The scams are basically no different than your typical phishing scam, but take advantage of the unique circumstances that the world is facing under a pandemic. The U.S. is reaching near depression-era unemployment numbers, with the government racing to stimulate the economy with direct cash payments to citizens and payroll loans for businesses. Meanwhile, those who still have their jobs have largely switched to working from home. This all means a lot of people are adjusting to a new normal and may be susceptible to opening emails they might not have otherwise.
Humans suck sometimes — Many of the scams impersonate government organizations like the World Health Organization to solicit donations. Or they pretend to offer information on the stimulus payments that the United States and other countries are distributing to desperate citizens under sudden cash binds. As people frantically hit the IRS website trying to find out when they'll get their money, you can see how one might unwittingly click a fraudulent link in an email that's made to look like an official IRS communication.

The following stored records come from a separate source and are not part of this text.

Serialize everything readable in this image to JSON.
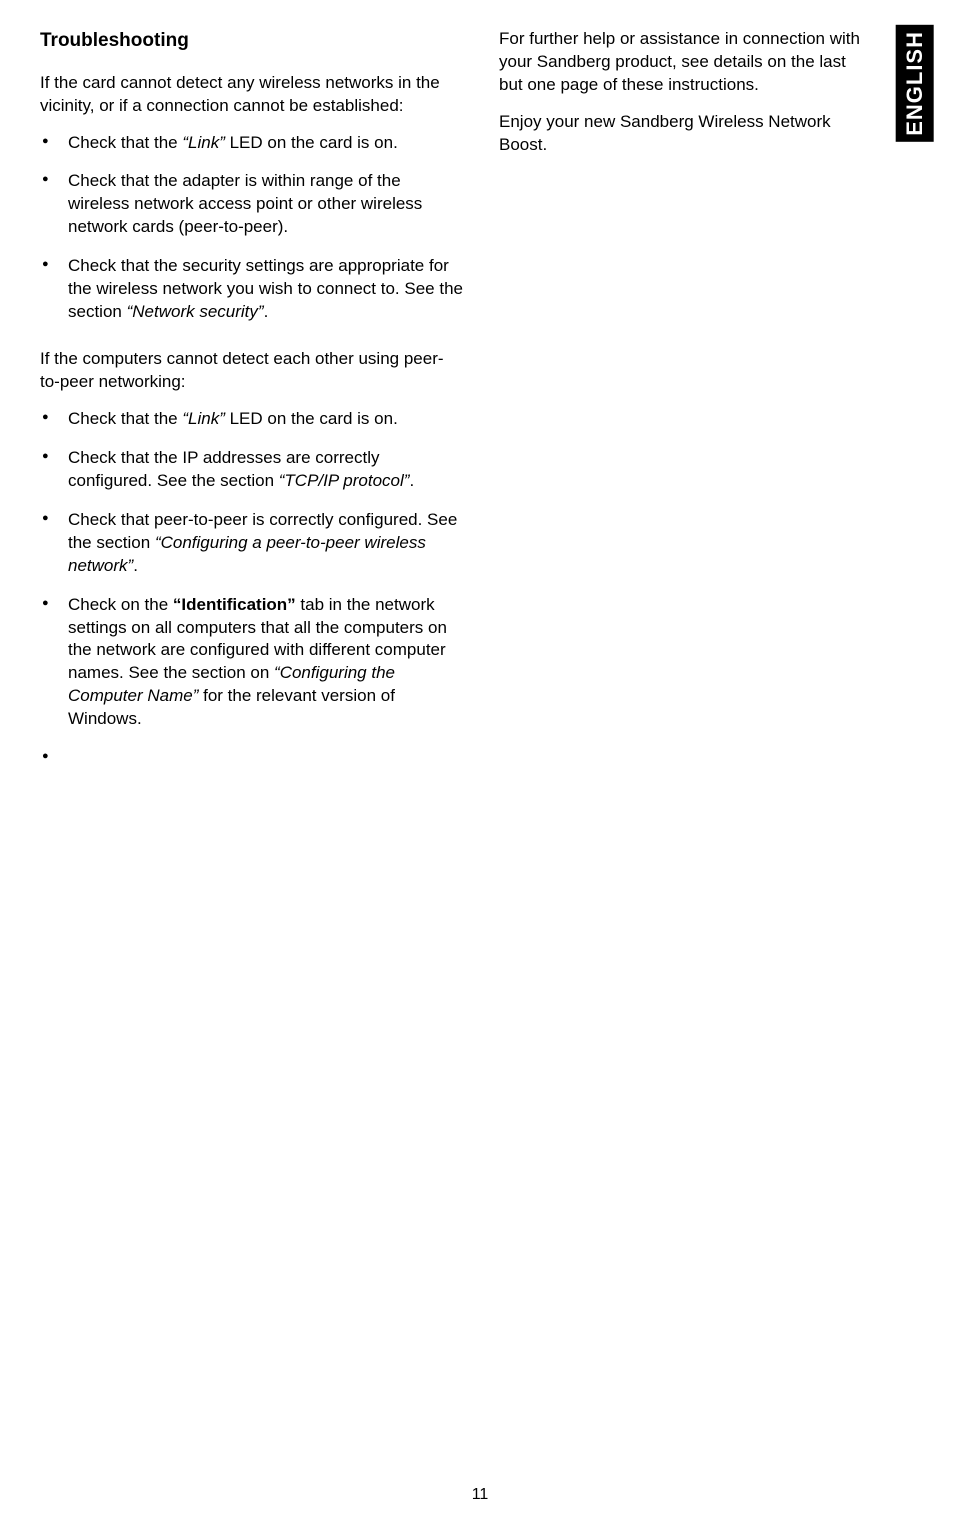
{
  "langTab": "ENGLISH",
  "pageNumber": "11",
  "left": {
    "heading": "Troubleshooting",
    "intro_parts": [
      "If the card cannot detect any wireless net­works in the vicinity, or if a connection cannot be established:"
    ],
    "list1": [
      [
        {
          "t": "Check that the "
        },
        {
          "t": "“Link”",
          "i": true
        },
        {
          "t": " LED on the card is on."
        }
      ],
      [
        {
          "t": "Check that the adapter is within range of the wireless network access point or other wireless network cards (peer-to-peer)."
        }
      ],
      [
        {
          "t": "Check that the security settings are appropriate for the wireless network you wish to connect to. See the section "
        },
        {
          "t": "“Network security”",
          "i": true
        },
        {
          "t": "."
        }
      ]
    ],
    "intro2": "If the computers cannot detect each other using peer-to-peer networking:",
    "list2": [
      [
        {
          "t": "Check that the "
        },
        {
          "t": "“Link”",
          "i": true
        },
        {
          "t": " LED on the card is on."
        }
      ],
      [
        {
          "t": "Check that the IP addresses are cor­rectly configured. See the section "
        },
        {
          "t": "“TCP/IP protocol”",
          "i": true
        },
        {
          "t": "."
        }
      ],
      [
        {
          "t": "Check that peer-to-peer is correctly configured. See the section "
        },
        {
          "t": "“Configuring a peer-to-peer wireless network”",
          "i": true
        },
        {
          "t": "."
        }
      ],
      [
        {
          "t": "Check on the "
        },
        {
          "t": "“Identification”",
          "b": true
        },
        {
          "t": " tab in the network settings on all computers that all the computers on the network are configured with different computer names. See the section on "
        },
        {
          "t": "“Configuring the Computer Name”",
          "i": true
        },
        {
          "t": " for the relevant version of Windows."
        }
      ],
      []
    ]
  },
  "right": {
    "p1": "For further help or assistance in connection with your Sandberg product, see details on the last but one page of these instructions.",
    "p2": "Enjoy your new Sandberg Wireless Network Boost."
  }
}
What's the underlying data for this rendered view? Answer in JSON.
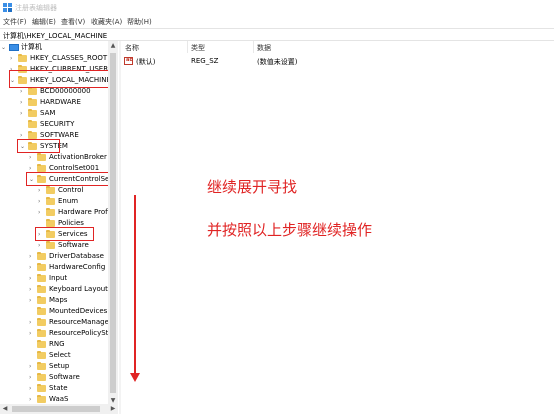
{
  "window": {
    "title": "注册表编辑器"
  },
  "menu": [
    "文件(F)",
    "编辑(E)",
    "查看(V)",
    "收藏夹(A)",
    "帮助(H)"
  ],
  "address": "计算机\\HKEY_LOCAL_MACHINE",
  "tree": [
    {
      "label": "计算机",
      "arrow": "⌄"
    },
    {
      "label": "HKEY_CLASSES_ROOT",
      "arrow": "›"
    },
    {
      "label": "HKEY_CURRENT_USER",
      "arrow": "›"
    },
    {
      "label": "HKEY_LOCAL_MACHINE",
      "arrow": "⌄"
    },
    {
      "label": "BCD00000000",
      "arrow": "›"
    },
    {
      "label": "HARDWARE",
      "arrow": "›"
    },
    {
      "label": "SAM",
      "arrow": "›"
    },
    {
      "label": "SECURITY",
      "arrow": ""
    },
    {
      "label": "SOFTWARE",
      "arrow": "›"
    },
    {
      "label": "SYSTEM",
      "arrow": "⌄"
    },
    {
      "label": "ActivationBroker",
      "arrow": "›"
    },
    {
      "label": "ControlSet001",
      "arrow": "›"
    },
    {
      "label": "CurrentControlSet",
      "arrow": "⌄"
    },
    {
      "label": "Control",
      "arrow": "›"
    },
    {
      "label": "Enum",
      "arrow": "›"
    },
    {
      "label": "Hardware Profil",
      "arrow": "›"
    },
    {
      "label": "Policies",
      "arrow": ""
    },
    {
      "label": "Services",
      "arrow": "›"
    },
    {
      "label": "Software",
      "arrow": "›"
    },
    {
      "label": "DriverDatabase",
      "arrow": "›"
    },
    {
      "label": "HardwareConfig",
      "arrow": "›"
    },
    {
      "label": "Input",
      "arrow": "›"
    },
    {
      "label": "Keyboard Layout",
      "arrow": "›"
    },
    {
      "label": "Maps",
      "arrow": "›"
    },
    {
      "label": "MountedDevices",
      "arrow": ""
    },
    {
      "label": "ResourceManager",
      "arrow": "›"
    },
    {
      "label": "ResourcePolicySto",
      "arrow": "›"
    },
    {
      "label": "RNG",
      "arrow": ""
    },
    {
      "label": "Select",
      "arrow": ""
    },
    {
      "label": "Setup",
      "arrow": "›"
    },
    {
      "label": "Software",
      "arrow": "›"
    },
    {
      "label": "State",
      "arrow": "›"
    },
    {
      "label": "WaaS",
      "arrow": "›"
    }
  ],
  "columns": {
    "name": "名称",
    "type": "类型",
    "data": "数据"
  },
  "values": [
    {
      "icon": "ab",
      "name": "(默认)",
      "type": "REG_SZ",
      "data": "(数值未设置)"
    }
  ],
  "annotations": {
    "note1": "继续展开寻找",
    "note2": "并按照以上步骤继续操作"
  },
  "colors": {
    "highlight": "#e02424",
    "folder": "#f2cc62"
  },
  "icons": {
    "up": "▲",
    "down": "▼",
    "left": "◀",
    "right": "▶"
  }
}
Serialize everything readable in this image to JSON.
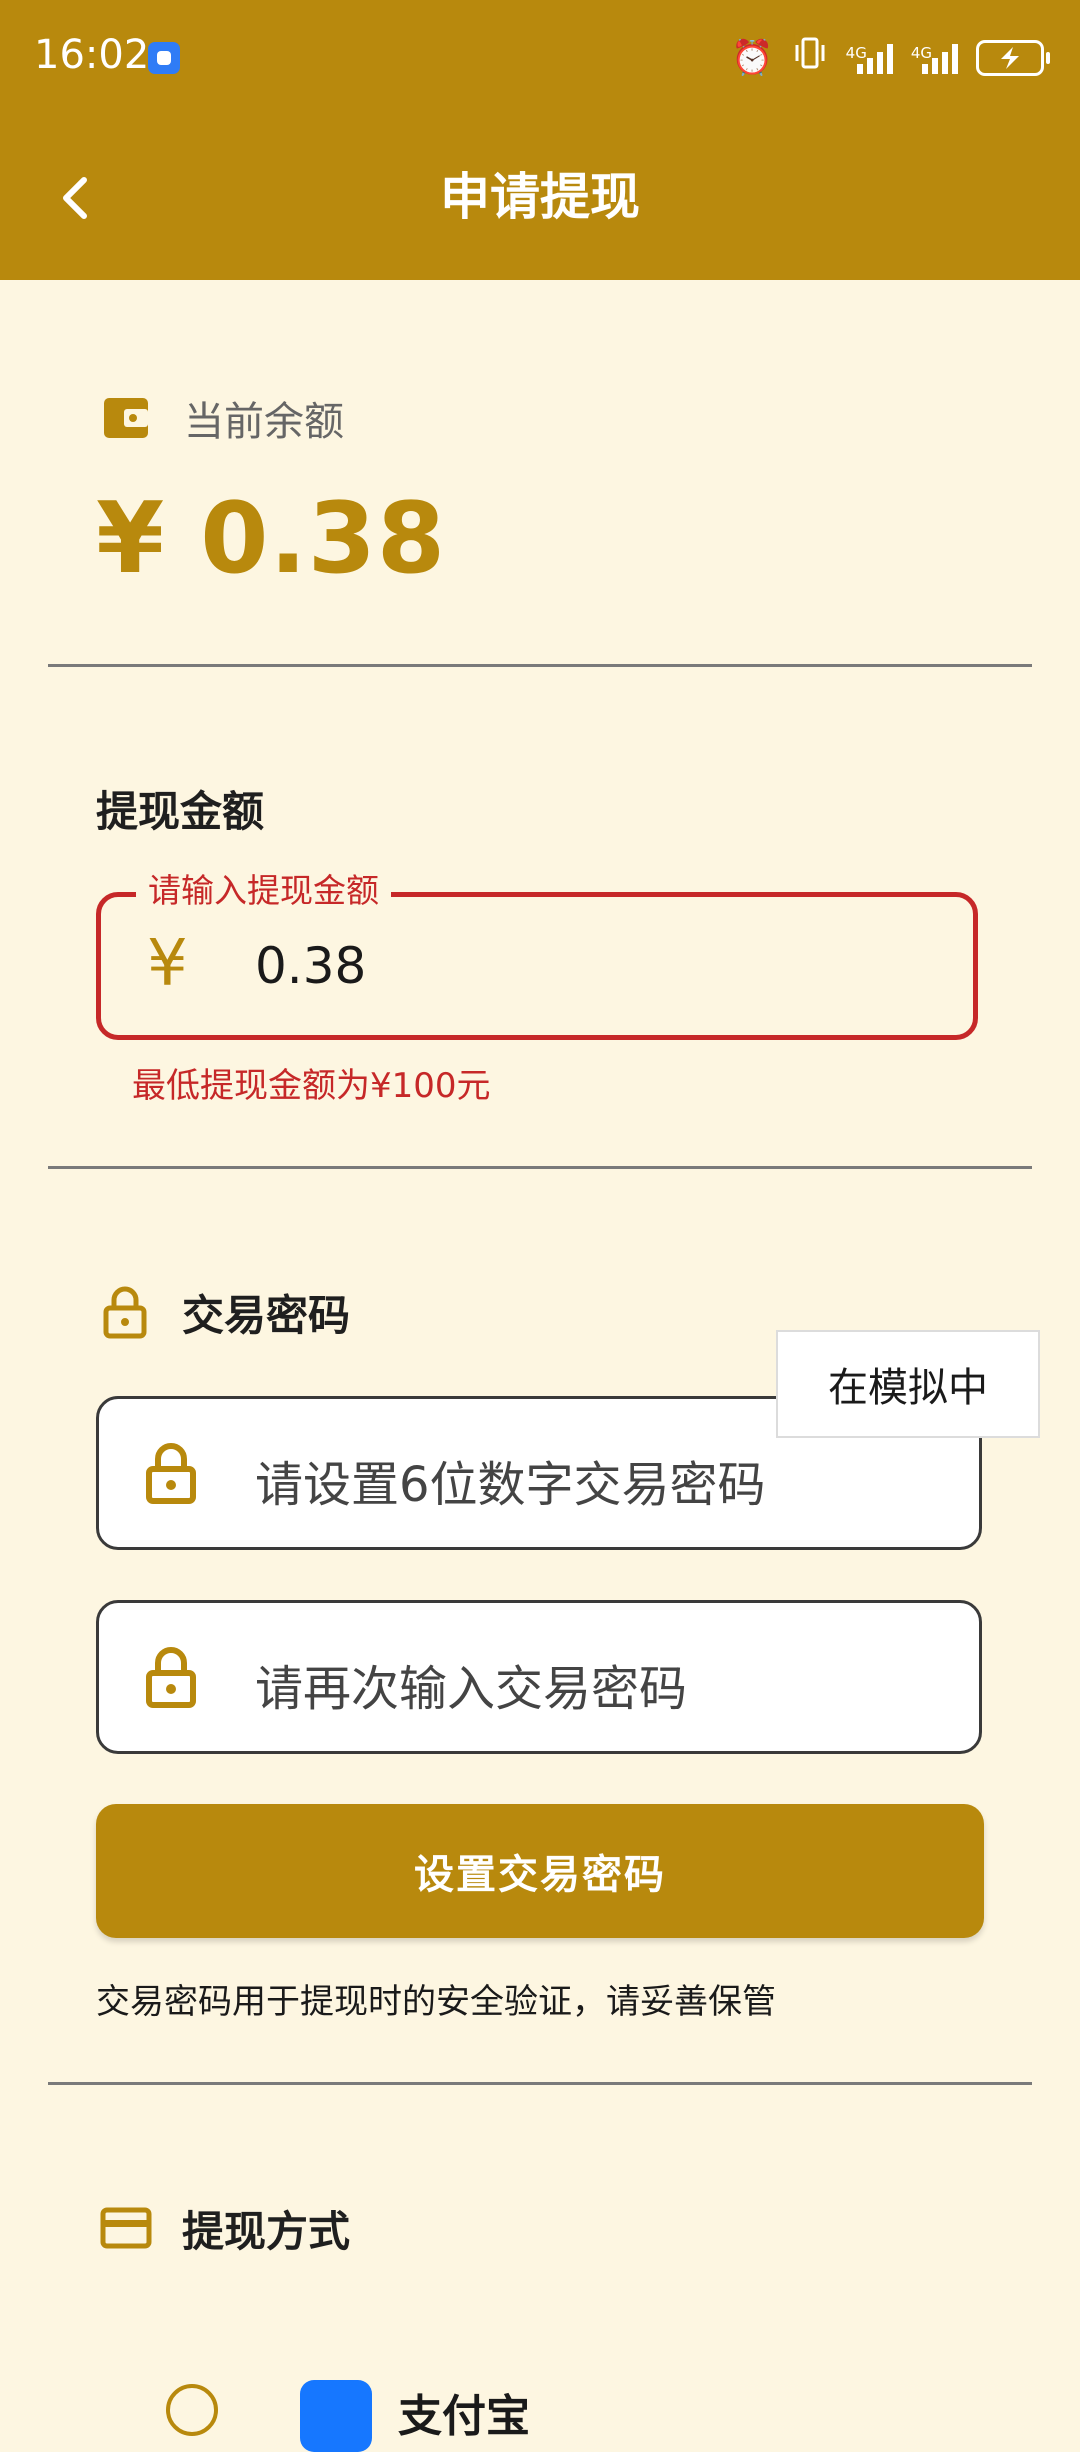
{
  "status_bar": {
    "time": "16:02",
    "network_1": "4G",
    "network_2": "4G"
  },
  "header": {
    "title": "申请提现"
  },
  "balance": {
    "label": "当前余额",
    "amount": "¥ 0.38"
  },
  "amount_section": {
    "title": "提现金额",
    "field_label": "请输入提现金额",
    "currency_symbol": "¥",
    "value": "0.38",
    "error": "最低提现金额为¥100元"
  },
  "password_section": {
    "title": "交易密码",
    "field1_placeholder": "请设置6位数字交易密码",
    "field2_placeholder": "请再次输入交易密码",
    "button": "设置交易密码",
    "help": "交易密码用于提现时的安全验证，请妥善保管"
  },
  "toast": {
    "text": "在模拟中"
  },
  "withdraw_method": {
    "title": "提现方式",
    "option_label": "支付宝"
  },
  "colors": {
    "brand": "#b8890d",
    "background": "#fdf6e1",
    "error": "#c62828"
  }
}
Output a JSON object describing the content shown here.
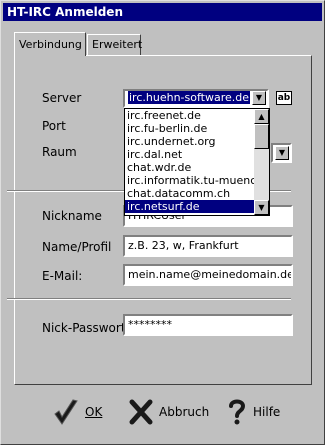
{
  "window": {
    "title": "HT-IRC Anmelden"
  },
  "tabs": [
    {
      "label": "Verbindung",
      "active": true
    },
    {
      "label": "Erweitert",
      "active": false
    }
  ],
  "connection": {
    "server_label": "Server",
    "server_value": "irc.huehn-software.de",
    "port_label": "Port",
    "room_label": "Raum",
    "ab_button": "ab",
    "server_options": [
      "irc.freenet.de",
      "irc.fu-berlin.de",
      "irc.undernet.org",
      "irc.dal.net",
      "chat.wdr.de",
      "irc.informatik.tu-muenchen.",
      "chat.datacomm.ch",
      "irc.netsurf.de"
    ],
    "selected_option": "irc.netsurf.de"
  },
  "profile": {
    "nickname_label": "Nickname",
    "nickname_value": "HTIRCUser",
    "name_label": "Name/Profil",
    "name_value": "z.B. 23, w, Frankfurt",
    "email_label": "E-Mail:",
    "email_value": "mein.name@meinedomain.de",
    "password_label": "Nick-Passwort",
    "password_value": "********"
  },
  "buttons": {
    "ok": "OK",
    "abbruch": "Abbruch",
    "hilfe": "Hilfe"
  },
  "colors": {
    "titlebar": "#000080",
    "selection": "#000080",
    "face": "#c0c0c0"
  }
}
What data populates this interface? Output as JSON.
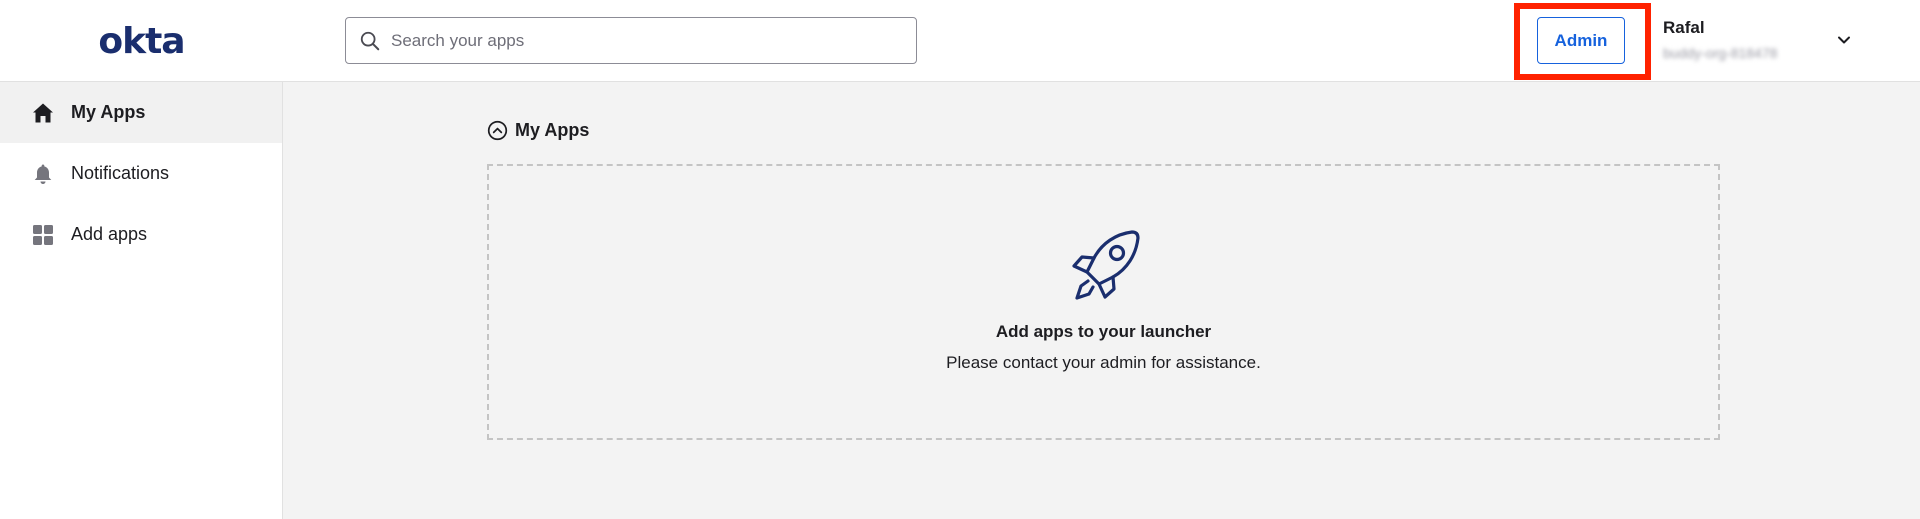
{
  "header": {
    "logo": "okta",
    "search": {
      "placeholder": "Search your apps",
      "value": ""
    },
    "admin_button": "Admin",
    "user": {
      "name": "Rafal",
      "org": "buddy-org-818478"
    },
    "icons": [
      "search-icon",
      "chevron-down-icon"
    ]
  },
  "sidebar": {
    "items": [
      {
        "label": "My Apps",
        "icon": "home-icon",
        "active": true
      },
      {
        "label": "Notifications",
        "icon": "bell-icon",
        "active": false
      },
      {
        "label": "Add apps",
        "icon": "grid-icon",
        "active": false
      }
    ]
  },
  "main": {
    "section_title": "My Apps",
    "empty_state": {
      "title": "Add apps to your launcher",
      "subtitle": "Please contact your admin for assistance.",
      "icon": "rocket-icon"
    }
  },
  "colors": {
    "brand": "#1a2e6e",
    "accent": "#1662dd",
    "highlight": "#ff2200",
    "content_bg": "#f3f3f3"
  }
}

Google says that its Gmail spam filter catches more than 99.9 percent of such emails, and that the company is working with the WHO to implement new technology that will make it difficult for scammers to impersonate the organization's email.
Google advises you follow its standard recommendations regarding scam and phishing threats. Be wary to click any links in emails you weren't expecting, and scrutinize the URLs closely as they're often made to be just slightly different from a company's legitimate address.